- Directed by: Dalila Ennadre
- Written by: Dalila Ennadre
- Produced by: Samir Abdallah
- Cinematography: Dalila Ennadre
- Edited by: Barbara Pueyo
- Production companies: Canal+ Horizons, ARTE France, L' Yeux ouverts, Les Films de la Passerelle, Images Plus, RTBF - Radio Télévision Belge Francophone, RTBF - Radio Télévision Belge Francophone
- Distributed by: L' Yeux ouverts
- Release date: 2000;
- Running time: 60 minutes
- Countries: Morocco, France, Belgium
- Language: Moroccan Arabic

= El Batalett, Femmes de la médina =

El Batalett, Femmes de la médina (English: The Heroines, Women of the Medina) is a 2000 documentary film directed by Dalila Ennadre.

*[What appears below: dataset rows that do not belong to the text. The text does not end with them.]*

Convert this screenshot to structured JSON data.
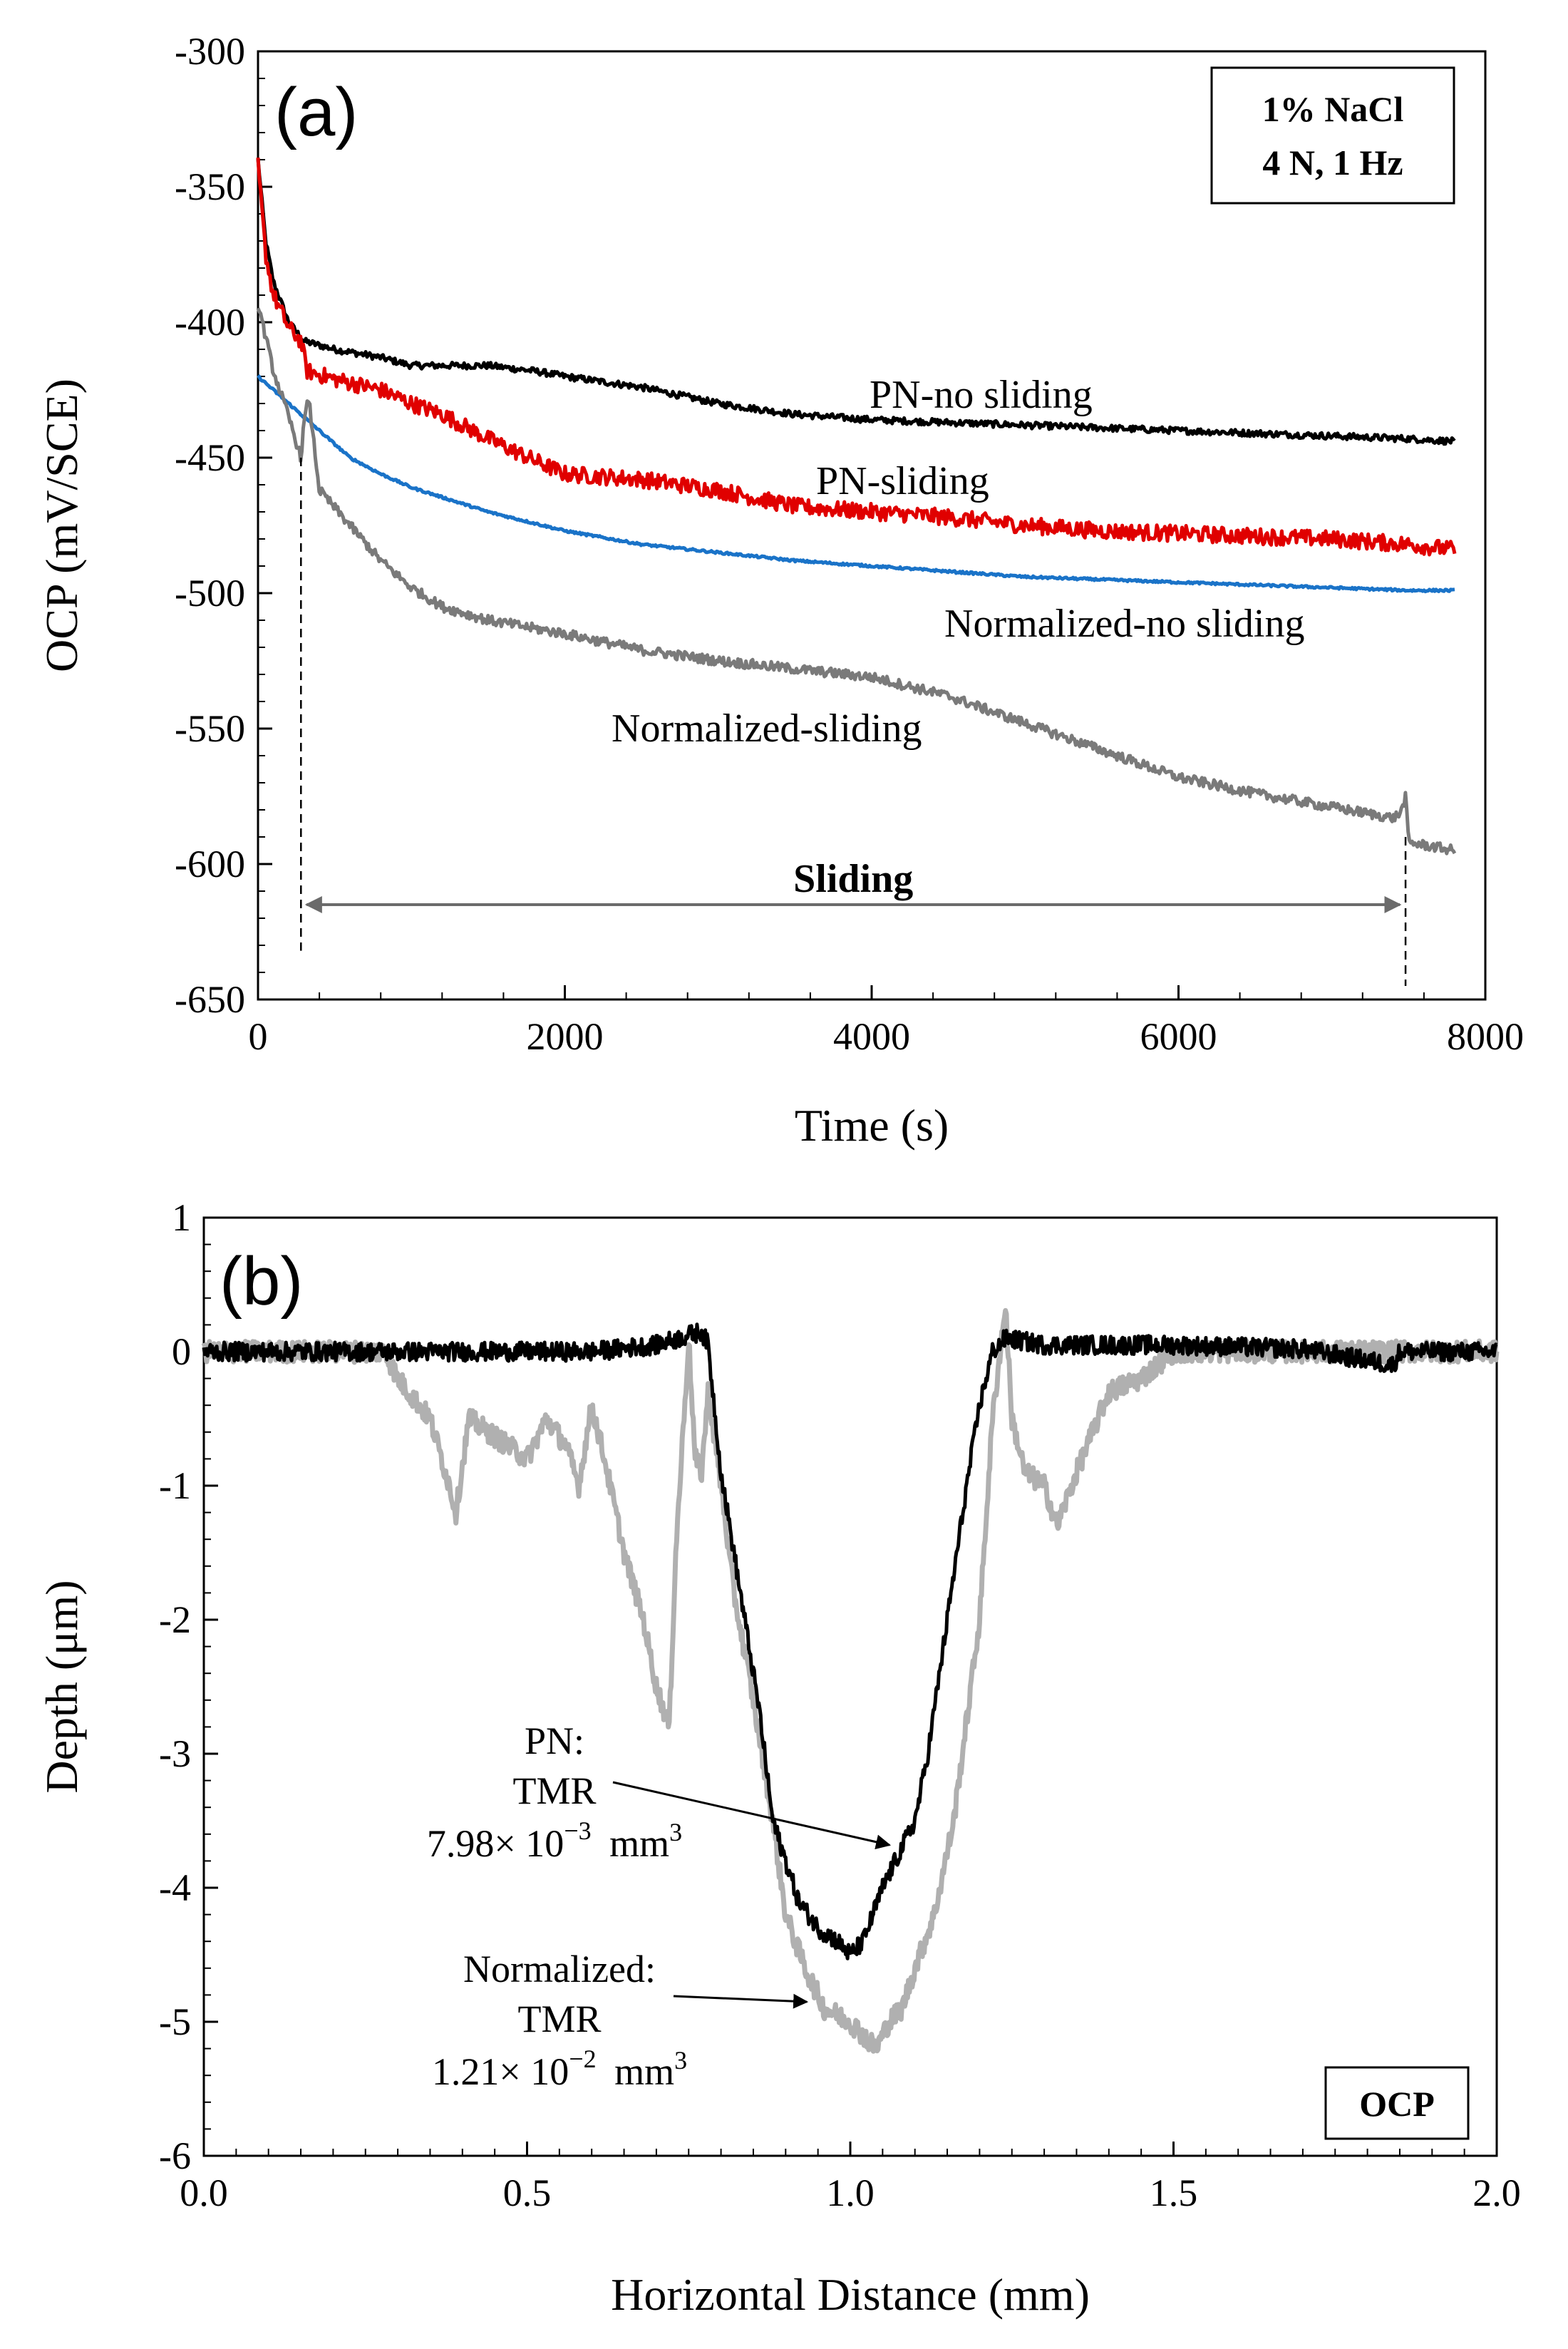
{
  "chart_data": [
    {
      "panel": "(a)",
      "type": "line",
      "xlabel": "Time (s)",
      "ylabel": "OCP (mV/SCE)",
      "xlim": [
        0,
        8000
      ],
      "ylim": [
        -650,
        -300
      ],
      "xticks": [
        0,
        2000,
        4000,
        6000,
        8000
      ],
      "yticks": [
        -300,
        -350,
        -400,
        -450,
        -500,
        -550,
        -600,
        -650
      ],
      "conditions": [
        "1% NaCl",
        "4 N, 1 Hz"
      ],
      "sliding_interval": {
        "label": "Sliding",
        "start": 280,
        "end": 7480
      },
      "series": [
        {
          "name": "PN-no sliding",
          "color": "#000000",
          "x": [
            0,
            50,
            100,
            200,
            300,
            500,
            800,
            1000,
            1200,
            1500,
            1800,
            2000,
            2500,
            3000,
            3500,
            4000,
            4500,
            5000,
            5500,
            6000,
            6500,
            7000,
            7500,
            7800
          ],
          "y": [
            -340,
            -370,
            -385,
            -400,
            -407,
            -410,
            -413,
            -416,
            -416,
            -416,
            -418,
            -420,
            -424,
            -430,
            -434,
            -436,
            -437,
            -438,
            -439,
            -440,
            -441,
            -442,
            -443,
            -444
          ]
        },
        {
          "name": "PN-sliding",
          "color": "#e00000",
          "x": [
            0,
            50,
            100,
            200,
            280,
            320,
            500,
            800,
            1000,
            1200,
            1500,
            1800,
            2000,
            2500,
            3000,
            3500,
            4000,
            4500,
            5000,
            5500,
            6000,
            6500,
            7000,
            7500,
            7800
          ],
          "y": [
            -342,
            -375,
            -390,
            -402,
            -407,
            -418,
            -421,
            -425,
            -430,
            -434,
            -443,
            -451,
            -456,
            -458,
            -462,
            -468,
            -470,
            -472,
            -475,
            -477,
            -478,
            -479,
            -480,
            -482,
            -484
          ]
        },
        {
          "name": "Normalized-no sliding",
          "color": "#1a73c8",
          "x": [
            0,
            200,
            400,
            600,
            800,
            1000,
            1500,
            2000,
            2500,
            3000,
            3500,
            4000,
            4500,
            5000,
            5500,
            6000,
            6500,
            7000,
            7500,
            7800
          ],
          "y": [
            -420,
            -430,
            -440,
            -450,
            -456,
            -461,
            -470,
            -477,
            -482,
            -485,
            -488,
            -490,
            -492,
            -494,
            -495,
            -496,
            -497,
            -498,
            -499,
            -499
          ]
        },
        {
          "name": "Normalized-sliding",
          "color": "#7a7a7a",
          "x": [
            0,
            100,
            200,
            280,
            300,
            330,
            400,
            600,
            800,
            1000,
            1200,
            1500,
            2000,
            2500,
            3000,
            3500,
            4000,
            4500,
            5000,
            5500,
            6000,
            6500,
            7000,
            7400,
            7450,
            7480,
            7500,
            7800
          ],
          "y": [
            -393,
            -418,
            -435,
            -450,
            -437,
            -428,
            -462,
            -475,
            -488,
            -498,
            -505,
            -510,
            -515,
            -521,
            -525,
            -528,
            -531,
            -538,
            -548,
            -558,
            -568,
            -574,
            -579,
            -583,
            -581,
            -575,
            -592,
            -595
          ]
        }
      ]
    },
    {
      "panel": "(b)",
      "type": "line",
      "xlabel": "Horizontal Distance (mm)",
      "ylabel": "Depth (μm)",
      "xlim": [
        0.0,
        2.0
      ],
      "ylim": [
        -6,
        1
      ],
      "xticks": [
        "0.0",
        "0.5",
        "1.0",
        "1.5",
        "2.0"
      ],
      "yticks": [
        1,
        0,
        -1,
        -2,
        -3,
        -4,
        -5,
        -6
      ],
      "test_label": "OCP",
      "series": [
        {
          "name": "PN",
          "color": "#000000",
          "x": [
            0.0,
            0.2,
            0.4,
            0.6,
            0.7,
            0.77,
            0.78,
            0.8,
            0.82,
            0.84,
            0.86,
            0.88,
            0.9,
            0.92,
            0.95,
            0.98,
            1.0,
            1.02,
            1.05,
            1.08,
            1.1,
            1.12,
            1.15,
            1.18,
            1.2,
            1.22,
            1.24,
            1.3,
            1.5,
            1.7,
            1.84,
            1.85,
            1.9,
            2.0
          ],
          "y": [
            0.0,
            0.0,
            0.0,
            0.0,
            0.05,
            0.15,
            0.05,
            -0.9,
            -1.5,
            -2.1,
            -2.7,
            -3.5,
            -3.8,
            -4.1,
            -4.3,
            -4.4,
            -4.5,
            -4.4,
            -4.0,
            -3.7,
            -3.5,
            -3.0,
            -2.0,
            -1.0,
            -0.4,
            0.0,
            0.1,
            0.05,
            0.05,
            0.02,
            -0.1,
            0.0,
            0.0,
            0.0
          ]
        },
        {
          "name": "Normalized",
          "color": "#b0b0b0",
          "x": [
            0.0,
            0.2,
            0.28,
            0.3,
            0.35,
            0.38,
            0.39,
            0.41,
            0.44,
            0.47,
            0.5,
            0.53,
            0.56,
            0.58,
            0.6,
            0.62,
            0.65,
            0.68,
            0.7,
            0.72,
            0.73,
            0.75,
            0.76,
            0.77,
            0.78,
            0.8,
            0.82,
            0.85,
            0.88,
            0.9,
            0.93,
            0.96,
            1.0,
            1.04,
            1.06,
            1.08,
            1.1,
            1.13,
            1.16,
            1.2,
            1.22,
            1.24,
            1.25,
            1.27,
            1.3,
            1.32,
            1.35,
            1.4,
            1.45,
            1.5,
            1.6,
            1.8,
            2.0
          ],
          "y": [
            0.0,
            0.0,
            0.0,
            -0.2,
            -0.5,
            -1.0,
            -1.2,
            -0.5,
            -0.6,
            -0.7,
            -0.8,
            -0.5,
            -0.7,
            -1.0,
            -0.4,
            -0.8,
            -1.5,
            -2.0,
            -2.5,
            -2.8,
            -1.5,
            0.1,
            -0.8,
            -0.9,
            -0.3,
            -1.0,
            -1.8,
            -2.6,
            -3.5,
            -4.2,
            -4.6,
            -4.9,
            -5.0,
            -5.2,
            -5.0,
            -4.9,
            -4.6,
            -4.2,
            -3.5,
            -2.0,
            -0.5,
            0.35,
            -0.5,
            -0.9,
            -1.0,
            -1.3,
            -0.9,
            -0.3,
            -0.2,
            0.0,
            0.0,
            0.0,
            0.0
          ]
        }
      ],
      "annotations": [
        {
          "series": "PN",
          "lines": [
            "PN:",
            "TMR"
          ],
          "value": "7.98× 10",
          "exponent": "−3",
          "unit": "mm",
          "unit_exp": "3"
        },
        {
          "series": "Normalized",
          "lines": [
            "Normalized:",
            "TMR"
          ],
          "value": "1.21× 10",
          "exponent": "−2",
          "unit": "mm",
          "unit_exp": "3"
        }
      ]
    }
  ]
}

The film has been screened by a number of international film festivals.

== Synopsis ==
The film is set in the heart of the old medina of Casablanca. It follows a group of women who have lived there since their childhood. Together, between laughter and tears, they paint a complex image of the popular Moroccan woman, far from clichés, punctuated by their struggles and by major events such as the death of King Hassan II and the march of women for their rights in March 2000.